[SciPy-user] KDE question
Robert Kern
robert.kern@gmail....
Fri Nov 9 14:13:02 CST 2007
Zachary Pincus wrote:
> Hello all,
>
> I'm using scipy.stats.gaussian_kde to estimate the a probability
> density based on some scattered 2D samples. What I would like to do
> eventually is plot a line that surrounds (say) 90% of the probability
> density.
>
> Clearly this line corresponds to some contour of the density function
> (which I can extract out easily enough from KDE density estimates on
> a grid), but I'm not sure how to figure out what exact contour value
> it is that I want.
>
> Given the KDE density estimates on a grid, I could empirically figure
> out which value is closest, but I was wondering if there's a simpler
> closed-form solution... (And apologies if it's somehow obvious; I'm
> feeling a bit foggy-headed about this.)

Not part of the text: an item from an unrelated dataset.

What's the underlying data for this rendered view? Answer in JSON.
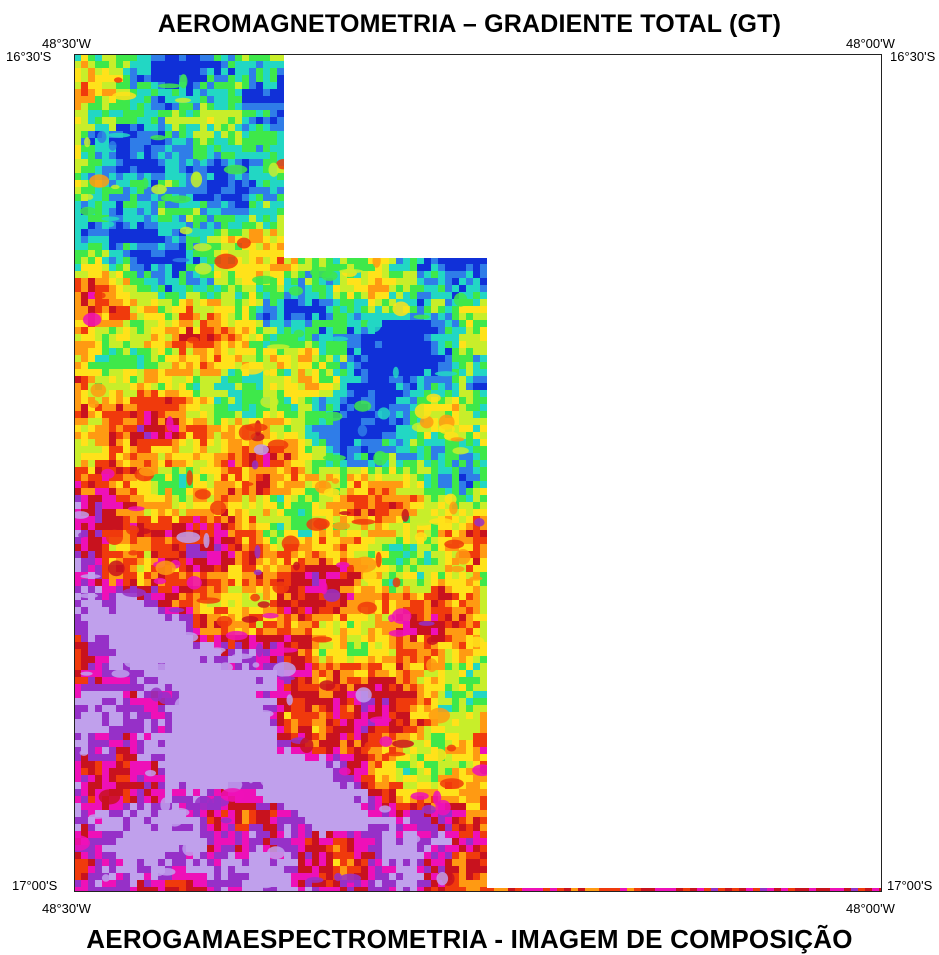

I don't think there is a closed-form solution for n>1-D. It shouldn't be too
hard to evaluate the KDE on a grid, then search for the value between 0 and the
peak where the integral is around 90%.
from scipy import stats
from scipy.optimize import brentq
k = stats.gaussian_kde(data)
xy = ... # the grid
dxdy = ... # the area represented by each grid point
z = k(xy)
peak = z.max()
# You can't quite do this since the function is discontinuous, and never
# actually equals 0, but you can do a search along these lines.
# Exercise left for the reader.
def f(s):
mask = z > s
return 0.9 - (z[mask].sum() * dxdy)
brentq(f, 0, peak)